Greenough and Mr. T returned to Europe in the fall of ’86 and won the Grand Prix of Stuttgart (Germany). But then T had a series of injuries that took him out of the ring. “He went back and forth between trying to make a comeback and recovering. Then he got sick and ended up having cancer in his intestines,” Greenough said. “We ended up having to put him down, and it was a very sad time for me. He was 14. He had some success after those Games, but his longevity wasn’t quite what we thought it would be.”

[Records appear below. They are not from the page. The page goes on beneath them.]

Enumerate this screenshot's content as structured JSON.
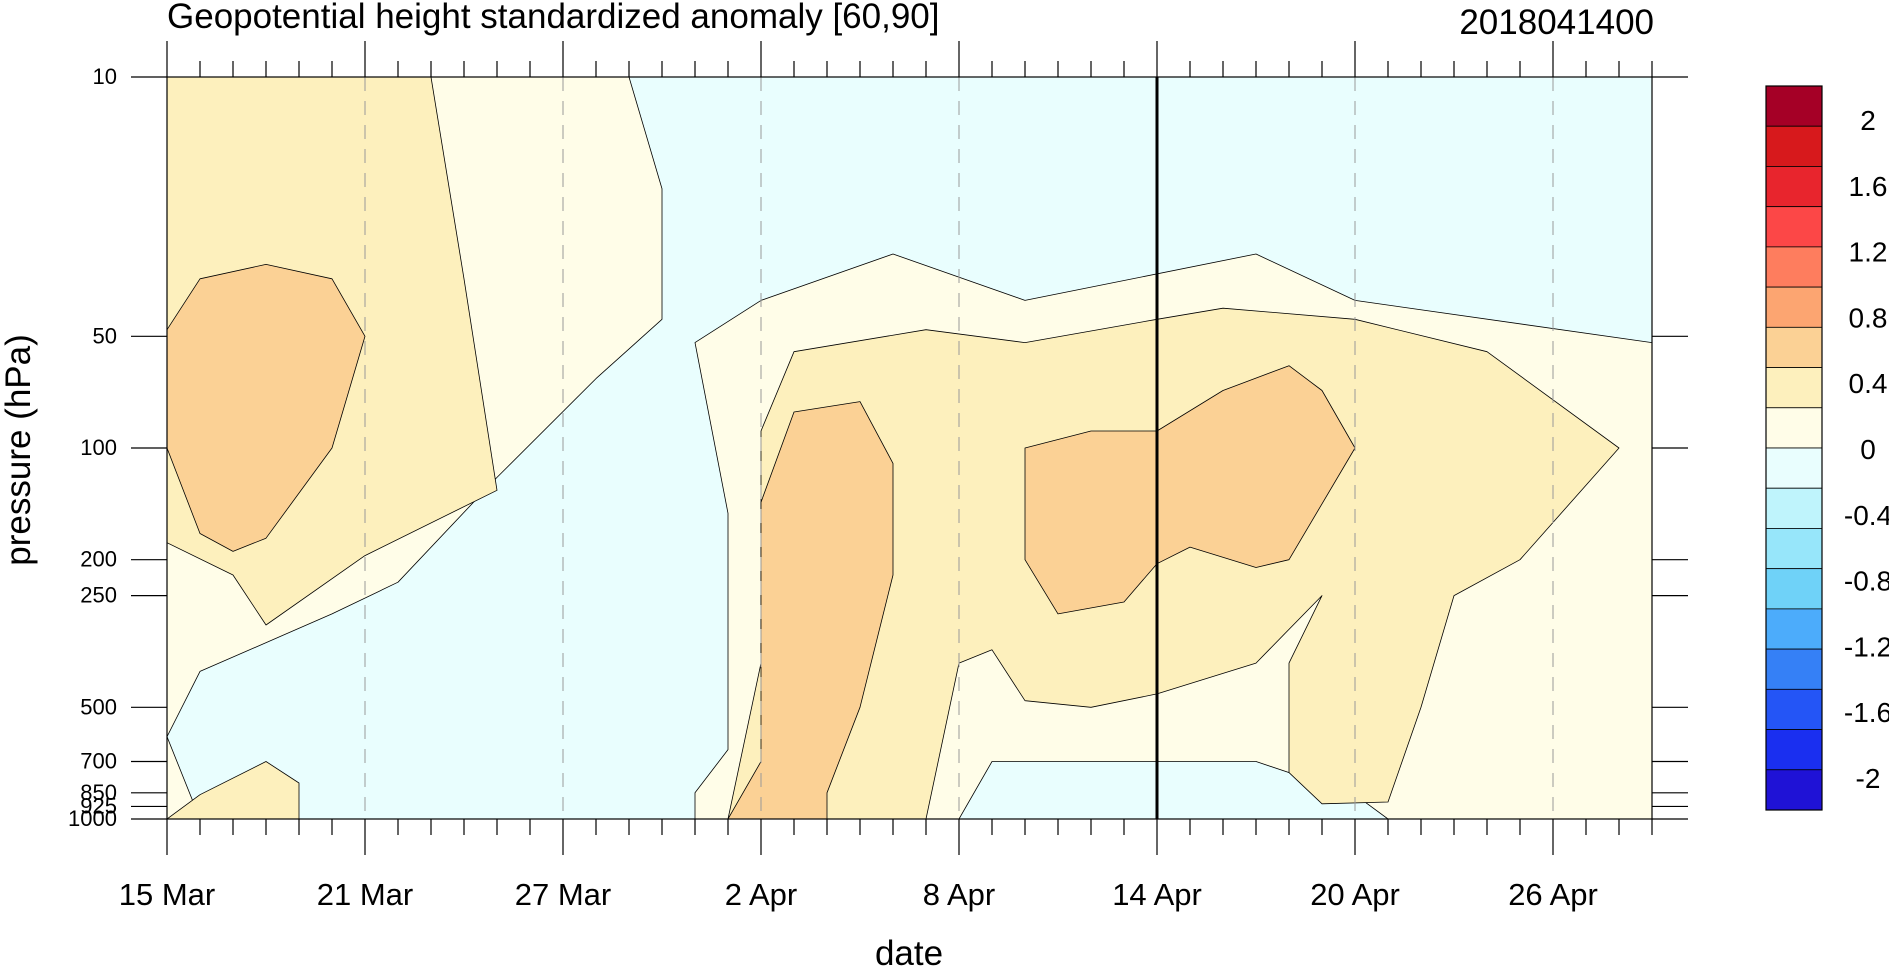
{
  "chart_data": {
    "type": "contour",
    "title": "Geopotential height standardized anomaly [60,90]",
    "stamp": "2018041400",
    "xlabel": "date",
    "ylabel": "pressure (hPa)",
    "x_range": [
      "2018-03-15",
      "2018-04-29"
    ],
    "y_scale": "log",
    "y_reversed": true,
    "ylim": [
      1000,
      10
    ],
    "x_ticks": [
      {
        "date": "2018-03-15",
        "label": "15 Mar"
      },
      {
        "date": "2018-03-21",
        "label": "21 Mar"
      },
      {
        "date": "2018-03-27",
        "label": "27 Mar"
      },
      {
        "date": "2018-04-02",
        "label": "2 Apr"
      },
      {
        "date": "2018-04-08",
        "label": "8 Apr"
      },
      {
        "date": "2018-04-14",
        "label": "14 Apr"
      },
      {
        "date": "2018-04-20",
        "label": "20 Apr"
      },
      {
        "date": "2018-04-26",
        "label": "26 Apr"
      }
    ],
    "y_ticks": [
      {
        "value": 10,
        "label": "10"
      },
      {
        "value": 50,
        "label": "50"
      },
      {
        "value": 100,
        "label": "100"
      },
      {
        "value": 200,
        "label": "200"
      },
      {
        "value": 250,
        "label": "250"
      },
      {
        "value": 500,
        "label": "500"
      },
      {
        "value": 700,
        "label": "700"
      },
      {
        "value": 850,
        "label": "850"
      },
      {
        "value": 925,
        "label": "925"
      },
      {
        "value": 1000,
        "label": "1000"
      }
    ],
    "reference_line": "2018-04-14",
    "colorbar": {
      "labels": [
        "2",
        "1.6",
        "1.2",
        "0.8",
        "0.4",
        "0",
        "-0.4",
        "-0.8",
        "-1.2",
        "-1.6",
        "-2"
      ],
      "colors": [
        "#a50026",
        "#d7191c",
        "#e8252d",
        "#fc4747",
        "#fe7d5e",
        "#fca571",
        "#fbd195",
        "#fdf0bd",
        "#fffde8",
        "#e9fefe",
        "#bff4fc",
        "#97e6fa",
        "#6fd2f8",
        "#4cacfb",
        "#3580f6",
        "#2455f6",
        "#1a2ff0",
        "#1f12d6"
      ]
    },
    "regions": [
      {
        "level": "0 to 0.4",
        "color": "#fffde8",
        "poly": [
          [
            "2018-03-15",
            10
          ],
          [
            "2018-04-29",
            10
          ],
          [
            "2018-04-29",
            1000
          ],
          [
            "2018-03-15",
            1000
          ]
        ]
      },
      {
        "level": "0 to -0.4",
        "color": "#e9fefe",
        "poly": [
          [
            "2018-03-29",
            10
          ],
          [
            "2018-04-29",
            10
          ],
          [
            "2018-04-29",
            52
          ],
          [
            "2018-04-20",
            40
          ],
          [
            "2018-04-17",
            30
          ],
          [
            "2018-04-10",
            40
          ],
          [
            "2018-04-06",
            30
          ],
          [
            "2018-04-02",
            40
          ],
          [
            "2018-03-31",
            52
          ],
          [
            "2018-04-01",
            150
          ],
          [
            "2018-04-01",
            650
          ],
          [
            "2018-03-31",
            850
          ],
          [
            "2018-03-31",
            1000
          ],
          [
            "2018-03-16",
            1000
          ],
          [
            "2018-03-15",
            600
          ],
          [
            "2018-03-16",
            400
          ],
          [
            "2018-03-20",
            280
          ],
          [
            "2018-03-22",
            230
          ],
          [
            "2018-03-25",
            120
          ],
          [
            "2018-03-28",
            65
          ],
          [
            "2018-03-30",
            45
          ],
          [
            "2018-03-30",
            20
          ]
        ]
      },
      {
        "level": "0 to -0.4",
        "color": "#e9fefe",
        "poly": [
          [
            "2018-04-08",
            1000
          ],
          [
            "2018-04-09",
            700
          ],
          [
            "2018-04-14",
            700
          ],
          [
            "2018-04-17",
            700
          ],
          [
            "2018-04-20",
            860
          ],
          [
            "2018-04-21",
            1000
          ]
        ]
      },
      {
        "level": "0.4 to 0.8",
        "color": "#fdf0bd",
        "poly": [
          [
            "2018-03-15",
            10
          ],
          [
            "2018-03-23",
            10
          ],
          [
            "2018-03-24",
            35
          ],
          [
            "2018-03-25",
            130
          ],
          [
            "2018-03-21",
            195
          ],
          [
            "2018-03-18",
            300
          ],
          [
            "2018-03-17",
            220
          ],
          [
            "2018-03-15",
            180
          ]
        ]
      },
      {
        "level": "0.4 to 0.8",
        "color": "#fdf0bd",
        "poly": [
          [
            "2018-03-15",
            1000
          ],
          [
            "2018-03-16",
            860
          ],
          [
            "2018-03-18",
            700
          ],
          [
            "2018-03-19",
            800
          ],
          [
            "2018-03-19",
            1000
          ]
        ]
      },
      {
        "level": "0.4 to 0.8",
        "color": "#fdf0bd",
        "poly": [
          [
            "2018-04-01",
            1000
          ],
          [
            "2018-04-02",
            380
          ],
          [
            "2018-04-02",
            90
          ],
          [
            "2018-04-03",
            55
          ],
          [
            "2018-04-07",
            48
          ],
          [
            "2018-04-10",
            52
          ],
          [
            "2018-04-14",
            45
          ],
          [
            "2018-04-16",
            42
          ],
          [
            "2018-04-20",
            45
          ],
          [
            "2018-04-24",
            55
          ],
          [
            "2018-04-28",
            100
          ],
          [
            "2018-04-25",
            200
          ],
          [
            "2018-04-23",
            250
          ],
          [
            "2018-04-22",
            500
          ],
          [
            "2018-04-21",
            900
          ],
          [
            "2018-04-19",
            910
          ],
          [
            "2018-04-18",
            750
          ],
          [
            "2018-04-18",
            380
          ],
          [
            "2018-04-19",
            250
          ],
          [
            "2018-04-17",
            380
          ],
          [
            "2018-04-14",
            460
          ],
          [
            "2018-04-12",
            500
          ],
          [
            "2018-04-10",
            480
          ],
          [
            "2018-04-09",
            350
          ],
          [
            "2018-04-08",
            380
          ],
          [
            "2018-04-07",
            1000
          ]
        ]
      },
      {
        "level": "0.8 to 1.2",
        "color": "#fbd195",
        "poly": [
          [
            "2018-03-15",
            48
          ],
          [
            "2018-03-16",
            35
          ],
          [
            "2018-03-18",
            32
          ],
          [
            "2018-03-20",
            35
          ],
          [
            "2018-03-21",
            50
          ],
          [
            "2018-03-20",
            100
          ],
          [
            "2018-03-18",
            175
          ],
          [
            "2018-03-17",
            190
          ],
          [
            "2018-03-16",
            170
          ],
          [
            "2018-03-15",
            100
          ]
        ]
      },
      {
        "level": "0.8 to 1.2",
        "color": "#fbd195",
        "poly": [
          [
            "2018-04-01",
            1000
          ],
          [
            "2018-04-02",
            700
          ],
          [
            "2018-04-02",
            140
          ],
          [
            "2018-04-03",
            80
          ],
          [
            "2018-04-05",
            75
          ],
          [
            "2018-04-06",
            110
          ],
          [
            "2018-04-06",
            220
          ],
          [
            "2018-04-05",
            500
          ],
          [
            "2018-04-04",
            850
          ],
          [
            "2018-04-04",
            1000
          ]
        ]
      },
      {
        "level": "0.8 to 1.2",
        "color": "#fbd195",
        "poly": [
          [
            "2018-04-10",
            100
          ],
          [
            "2018-04-12",
            90
          ],
          [
            "2018-04-14",
            90
          ],
          [
            "2018-04-16",
            70
          ],
          [
            "2018-04-18",
            60
          ],
          [
            "2018-04-19",
            70
          ],
          [
            "2018-04-20",
            100
          ],
          [
            "2018-04-18",
            200
          ],
          [
            "2018-04-17",
            210
          ],
          [
            "2018-04-15",
            185
          ],
          [
            "2018-04-14",
            205
          ],
          [
            "2018-04-13",
            260
          ],
          [
            "2018-04-11",
            280
          ],
          [
            "2018-04-10",
            200
          ]
        ]
      }
    ]
  }
}
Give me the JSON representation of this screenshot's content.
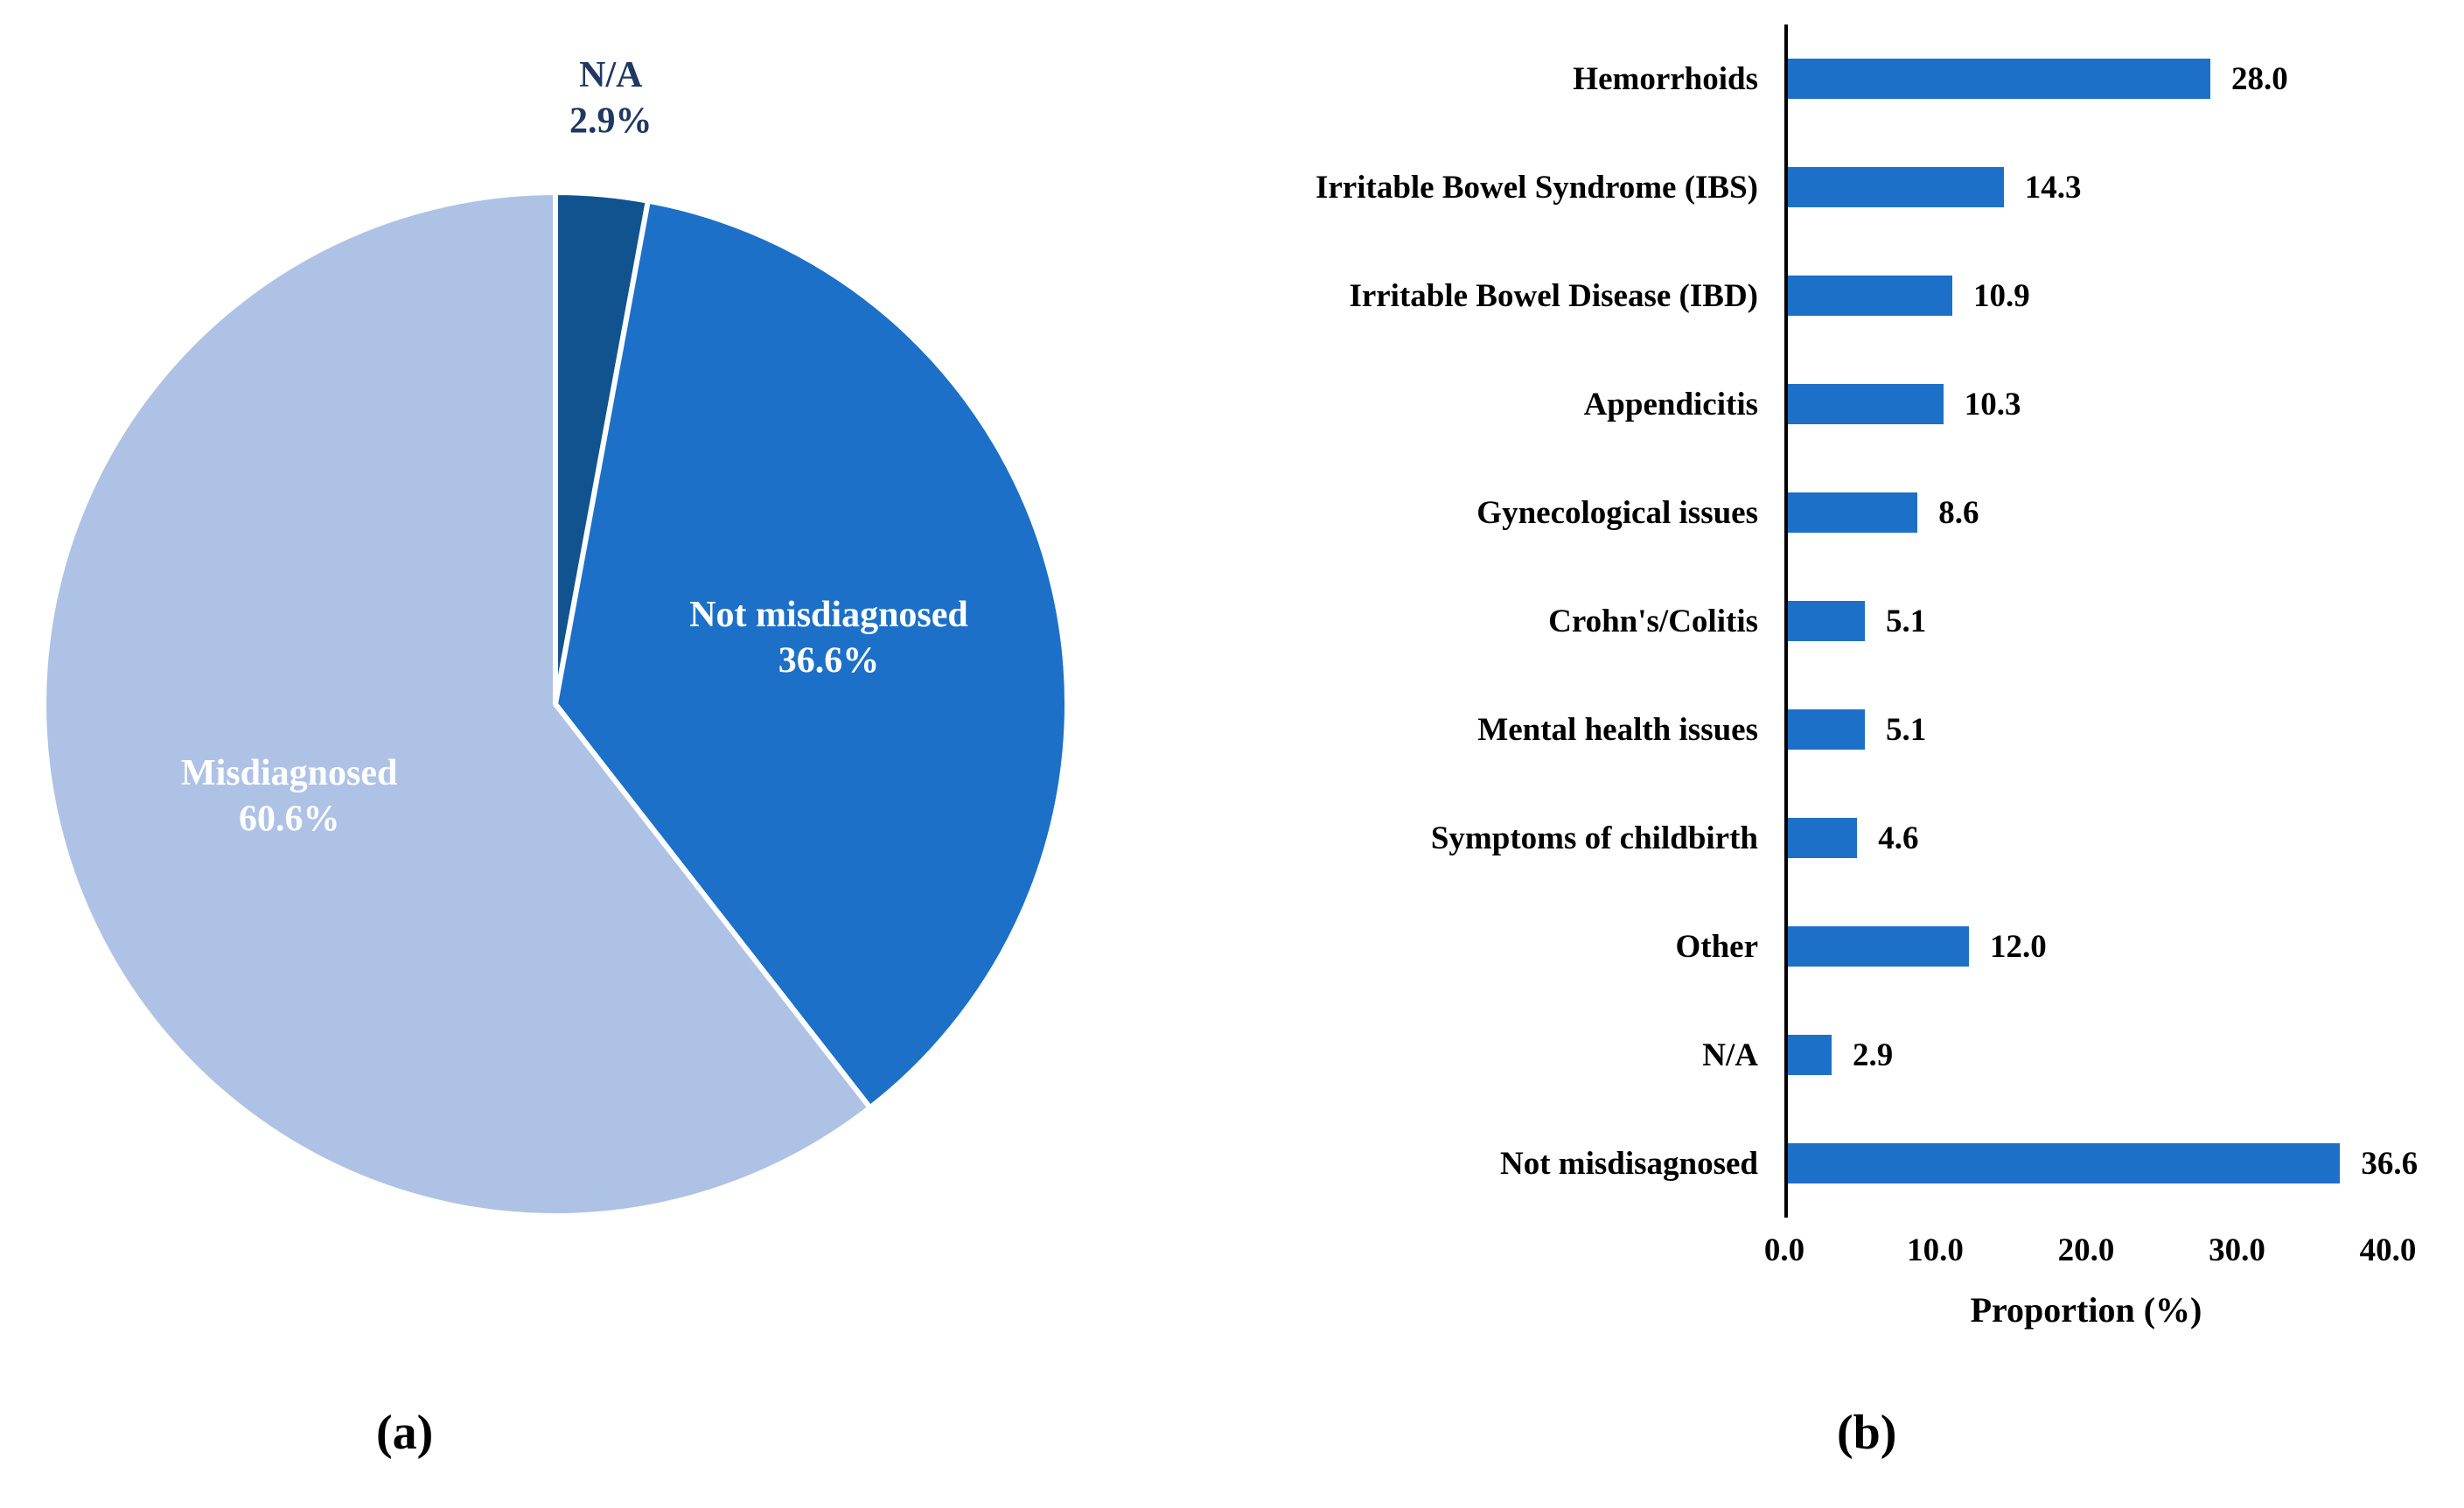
{
  "figure": {
    "caption_a": "(a)",
    "caption_b": "(b)"
  },
  "colors": {
    "primary_blue": "#1C70C8",
    "light_blue": "#AEC2E6",
    "dark_blue": "#11538F",
    "label_navy": "#1F3864",
    "text_black": "#000000",
    "background": "#FFFFFF"
  },
  "chart_data": [
    {
      "type": "pie",
      "title": "",
      "labels": [
        "N/A",
        "Not misdiagnosed",
        "Misdiagnosed"
      ],
      "values": [
        2.9,
        36.6,
        60.6
      ],
      "display_labels": [
        "N/A\n2.9%",
        "Not misdiagnosed\n36.6%",
        "Misdiagnosed\n60.6%"
      ],
      "colors": [
        "#11538F",
        "#1C70C8",
        "#AEC2E6"
      ],
      "label_positions": [
        "outside",
        "inside",
        "inside"
      ],
      "start_angle_deg": 0,
      "direction": "clockwise",
      "legend_position": "none"
    },
    {
      "type": "bar",
      "orientation": "horizontal",
      "categories": [
        "Hemorrhoids",
        "Irritable Bowel Syndrome (IBS)",
        "Irritable Bowel Disease (IBD)",
        "Appendicitis",
        "Gynecological issues",
        "Crohn's/Colitis",
        "Mental health issues",
        "Symptoms of childbirth",
        "Other",
        "N/A",
        "Not misdisagnosed"
      ],
      "values": [
        28.0,
        14.3,
        10.9,
        10.3,
        8.6,
        5.1,
        5.1,
        4.6,
        12.0,
        2.9,
        36.6
      ],
      "value_labels": [
        "28.0",
        "14.3",
        "10.9",
        "10.3",
        "8.6",
        "5.1",
        "5.1",
        "4.6",
        "12.0",
        "2.9",
        "36.6"
      ],
      "xlabel": "Proportion (%)",
      "xlim": [
        0,
        40
      ],
      "xticks": [
        "0.0",
        "10.0",
        "20.0",
        "30.0",
        "40.0"
      ],
      "bar_color": "#1C70C8",
      "grid": false,
      "legend_position": "none"
    }
  ]
}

Greenough took a break from showing at the top level in 1992, focusing on commentating for CBC Sports and serving as a selector for the Canadian team. A special horse, Lesandra, brought her back to the grand prix ring in 2001, and she qualified to represent Canada on the ’03 Pan American Games team. “She tweaked a suspensory just before, so we didn’t go,” Greenough said. “Then I got more into the coaching end of it. I ran quite a big business in Calgary for a number of years and took teams to Young Riders, had a student win the CET Medal at the Royal. I did a lot of clinics around the world. I got more into the business end of it, developing young horses, teaching and sourcing horses internationally.”